Outside of the chapel, one comes across large formats in oils which have marked the artist’s creation since the early noughties. These are accompanied by slightly smaller but equally gripping recent works which are part of the later “cosmic period” in Urdin’s work. Over the last decade an increasing share of his production on canvas seems concerned with the idea of cyclicality, rebirth, and the universe, as if the environment was gaining ground on the human sphere. I often wondered how consciously the artist was giving precedence to the preservation of our planet, and as is typically the case, he never answered my query. But this relatively recent evolution in his work coincides with increasingly longer trips into the wilderness, a taste for a monastic life if compared to his bohemian beginnings, and the concerns of a father for the next generations.
The underground rooms display an ensemble of works on paper. These watercolors on paper illustrate a technique that made the artist an instant star in Japan in the early nineties. Urdin achieves graceful transparencies in the medium, and the smaller format invites him to consider subjects of proximity like the human form, female the more often.
So perhaps it was meant that this catalogue shows the photographs of the artistic process of making Tabula Rasa without any postproduction, or reframing. These pictures are raw, and as such, translate the mood that tainted the making of this epic canvas over the many wet months making the autumn of 2021. What the artist created is what you see here.
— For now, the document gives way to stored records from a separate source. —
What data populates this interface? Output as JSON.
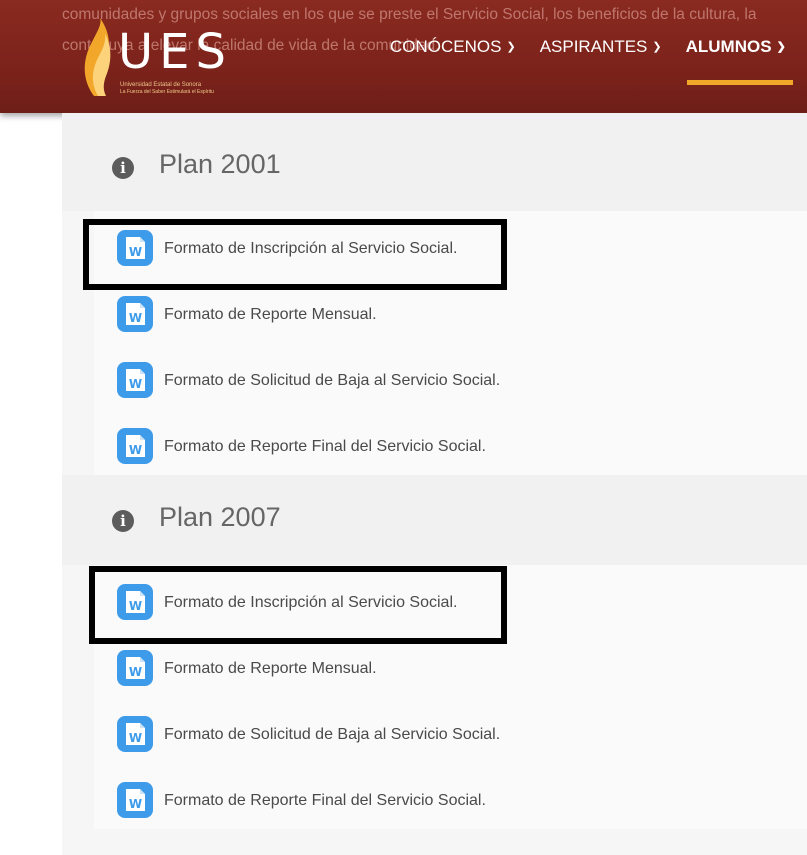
{
  "header": {
    "background_text_line1": "comunidades y grupos sociales en los que se preste el Servicio Social, los beneficios de la cultura, la",
    "background_text_line2": "contribuya a elevar la calidad de vida de la comunidad.",
    "logo_text": "UES",
    "logo_subtitle1": "Universidad Estatal de Sonora",
    "logo_subtitle2": "La Fuerza del Saber Estimulará el Espíritu",
    "nav": [
      {
        "label": "CONÓCENOS"
      },
      {
        "label": "ASPIRANTES"
      },
      {
        "label": "ALUMNOS"
      }
    ],
    "active_nav": "ALUMNOS",
    "colors": {
      "header": "#7c231b",
      "accent": "#f2a72a"
    }
  },
  "sections": [
    {
      "title": "Plan 2001",
      "icon": "info-icon",
      "items": [
        {
          "label": "Formato de Inscripción al Servicio Social.",
          "icon": "word-doc-icon"
        },
        {
          "label": "Formato de Reporte Mensual.",
          "icon": "word-doc-icon"
        },
        {
          "label": "Formato de Solicitud de Baja al Servicio Social.",
          "icon": "word-doc-icon"
        },
        {
          "label": "Formato de Reporte Final del Servicio Social.",
          "icon": "word-doc-icon"
        }
      ]
    },
    {
      "title": "Plan 2007",
      "icon": "info-icon",
      "items": [
        {
          "label": "Formato de Inscripción al Servicio Social.",
          "icon": "word-doc-icon"
        },
        {
          "label": "Formato de Reporte Mensual.",
          "icon": "word-doc-icon"
        },
        {
          "label": "Formato de Solicitud de Baja al Servicio Social.",
          "icon": "word-doc-icon"
        },
        {
          "label": "Formato de Reporte Final del Servicio Social.",
          "icon": "word-doc-icon"
        }
      ]
    }
  ]
}
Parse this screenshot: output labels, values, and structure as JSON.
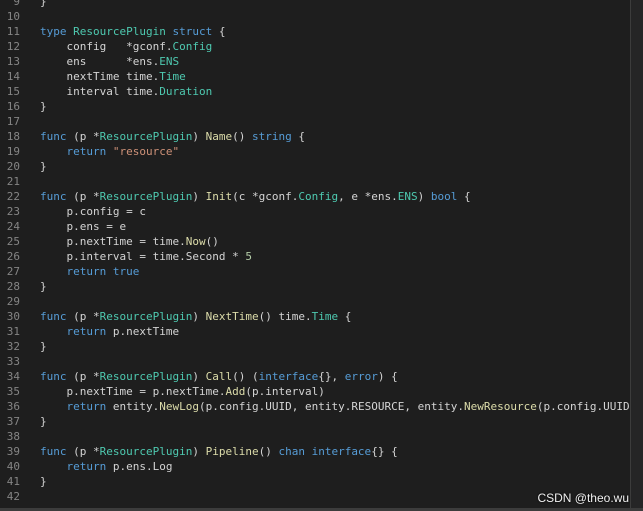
{
  "editor": {
    "lines": [
      {
        "n": "9",
        "code": "}"
      },
      {
        "n": "10",
        "code": ""
      },
      {
        "n": "11",
        "code": "type ResourcePlugin struct {"
      },
      {
        "n": "12",
        "code": "    config   *gconf.Config"
      },
      {
        "n": "13",
        "code": "    ens      *ens.ENS"
      },
      {
        "n": "14",
        "code": "    nextTime time.Time"
      },
      {
        "n": "15",
        "code": "    interval time.Duration"
      },
      {
        "n": "16",
        "code": "}"
      },
      {
        "n": "17",
        "code": ""
      },
      {
        "n": "18",
        "code": "func (p *ResourcePlugin) Name() string {"
      },
      {
        "n": "19",
        "code": "    return \"resource\""
      },
      {
        "n": "20",
        "code": "}"
      },
      {
        "n": "21",
        "code": ""
      },
      {
        "n": "22",
        "code": "func (p *ResourcePlugin) Init(c *gconf.Config, e *ens.ENS) bool {"
      },
      {
        "n": "23",
        "code": "    p.config = c"
      },
      {
        "n": "24",
        "code": "    p.ens = e"
      },
      {
        "n": "25",
        "code": "    p.nextTime = time.Now()"
      },
      {
        "n": "26",
        "code": "    p.interval = time.Second * 5"
      },
      {
        "n": "27",
        "code": "    return true"
      },
      {
        "n": "28",
        "code": "}"
      },
      {
        "n": "29",
        "code": ""
      },
      {
        "n": "30",
        "code": "func (p *ResourcePlugin) NextTime() time.Time {"
      },
      {
        "n": "31",
        "code": "    return p.nextTime"
      },
      {
        "n": "32",
        "code": "}"
      },
      {
        "n": "33",
        "code": ""
      },
      {
        "n": "34",
        "code": "func (p *ResourcePlugin) Call() (interface{}, error) {"
      },
      {
        "n": "35",
        "code": "    p.nextTime = p.nextTime.Add(p.interval)"
      },
      {
        "n": "36",
        "code": "    return entity.NewLog(p.config.UUID, entity.RESOURCE, entity.NewResource(p.config.UUID)), nil"
      },
      {
        "n": "37",
        "code": "}"
      },
      {
        "n": "38",
        "code": ""
      },
      {
        "n": "39",
        "code": "func (p *ResourcePlugin) Pipeline() chan interface{} {"
      },
      {
        "n": "40",
        "code": "    return p.ens.Log"
      },
      {
        "n": "41",
        "code": "}"
      },
      {
        "n": "42",
        "code": ""
      }
    ]
  },
  "watermark": "CSDN @theo.wu"
}
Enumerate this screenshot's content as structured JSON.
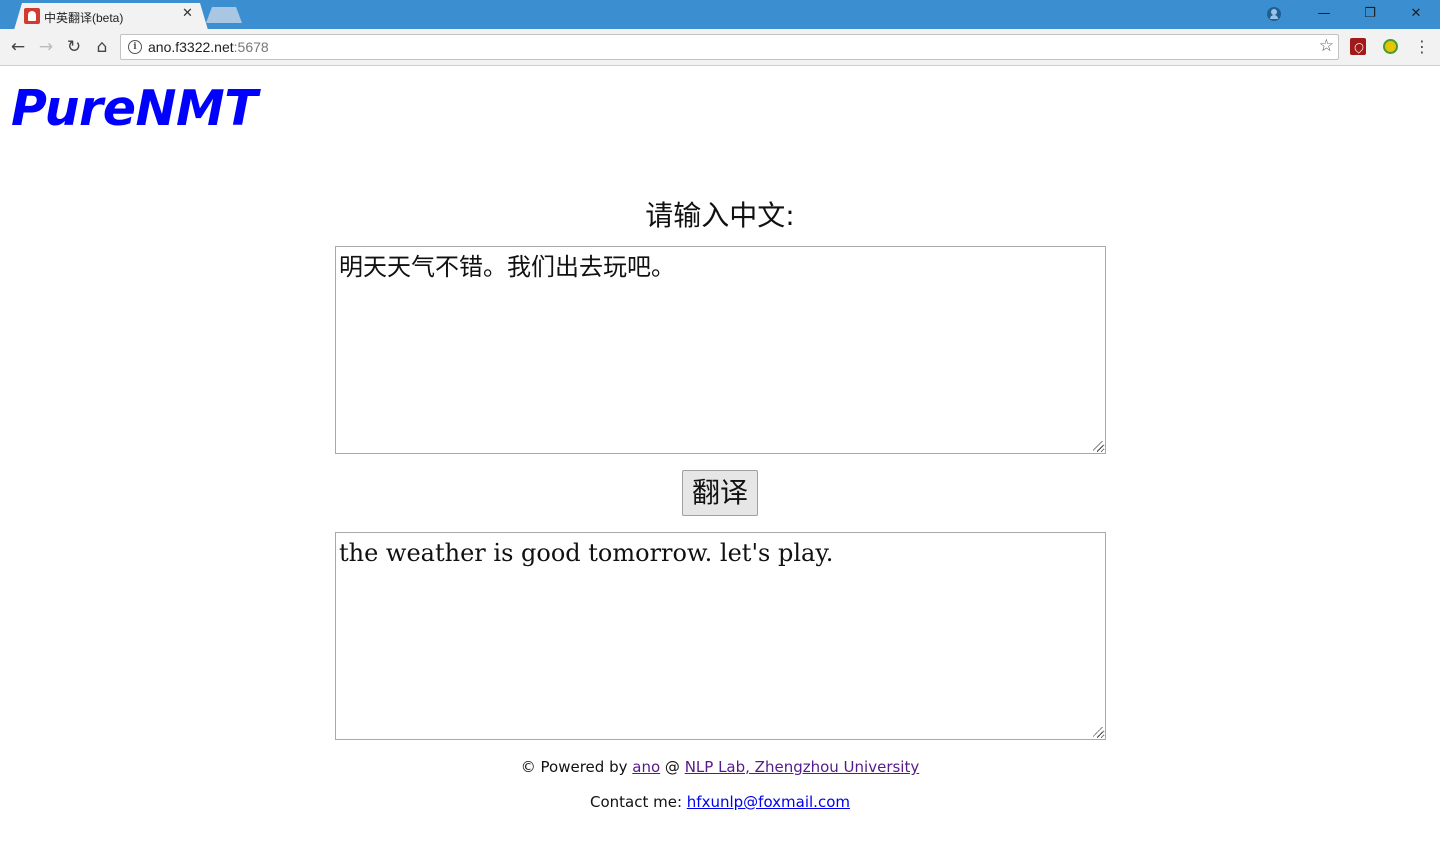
{
  "browser": {
    "tab_title": "中英翻译(beta)",
    "tab_close_glyph": "✕",
    "url_host": "ano.f3322.net",
    "url_port": ":5678",
    "back_glyph": "←",
    "forward_glyph": "→",
    "reload_glyph": "↻",
    "home_glyph": "⌂",
    "info_glyph": "i",
    "star_glyph": "☆",
    "menu_glyph": "⋮",
    "minimize_glyph": "—",
    "restore_glyph": "❐",
    "close_glyph": "✕",
    "accent_color": "#3b8fd1"
  },
  "page": {
    "brand": "PureNMT",
    "brand_color": "#0000ff",
    "prompt": "请输入中文:",
    "source_text": "明天天气不错。我们出去玩吧。",
    "translate_button": "翻译",
    "output_text": "the weather is good tomorrow. let's play."
  },
  "footer": {
    "powered_prefix": "© Powered by ",
    "author_link": "ano",
    "at_sep": " @ ",
    "lab_link": "NLP Lab, Zhengzhou University",
    "contact_prefix": "Contact me: ",
    "contact_email": "hfxunlp@foxmail.com"
  }
}
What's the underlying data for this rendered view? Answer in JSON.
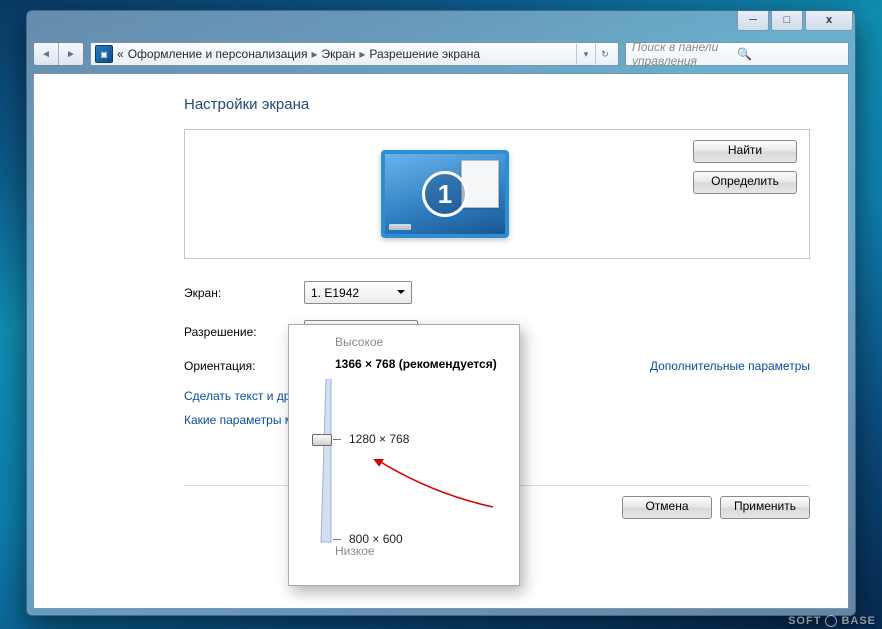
{
  "breadcrumbs": {
    "prefix": "«",
    "part1": "Оформление и персонализация",
    "part2": "Экран",
    "part3": "Разрешение экрана"
  },
  "search": {
    "placeholder": "Поиск в панели управления"
  },
  "heading": "Настройки экрана",
  "side_buttons": {
    "find": "Найти",
    "identify": "Определить"
  },
  "monitor": {
    "number": "1"
  },
  "form": {
    "screen_label": "Экран:",
    "screen_value": "1. E1942",
    "resolution_label": "Разрешение:",
    "resolution_value": "1280 × 768",
    "orientation_label": "Ориентация:"
  },
  "extra_params_link": "Дополнительные параметры",
  "links": {
    "text_link_1": "Сделать текст и другие",
    "text_link_2": "Какие параметры мон"
  },
  "bottom_buttons": {
    "cancel": "Отмена",
    "apply": "Применить"
  },
  "popup": {
    "high_label": "Высокое",
    "recommended": "1366 × 768 (рекомендуется)",
    "current": "1280 × 768",
    "min": "800 × 600",
    "low_label": "Низкое"
  },
  "watermark": {
    "a": "SOFT",
    "b": "BASE"
  },
  "chart_data": {
    "type": "slider",
    "orientation": "vertical",
    "high_label": "Высокое",
    "low_label": "Низкое",
    "options": [
      "1366 × 768 (рекомендуется)",
      "1280 × 768",
      "800 × 600"
    ],
    "selected": "1280 × 768"
  }
}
We did not try to embellish it in any fashion.
Kiro Urdin’s work is apolitical in nature, even if some people may think that all art is political. When magnetically drawn to its blue and red hues, we are faced with endless perspectives. I would even dare to claim that the effect is akin to that of a clean slate, since for an instant we forget where and when we are, even what we are. We just float, like on an ocean wave that we just crashed into, blinding us with just enough salt to wipe our reality from our eyes. In that instant, we are all as one with the universe, truly connected.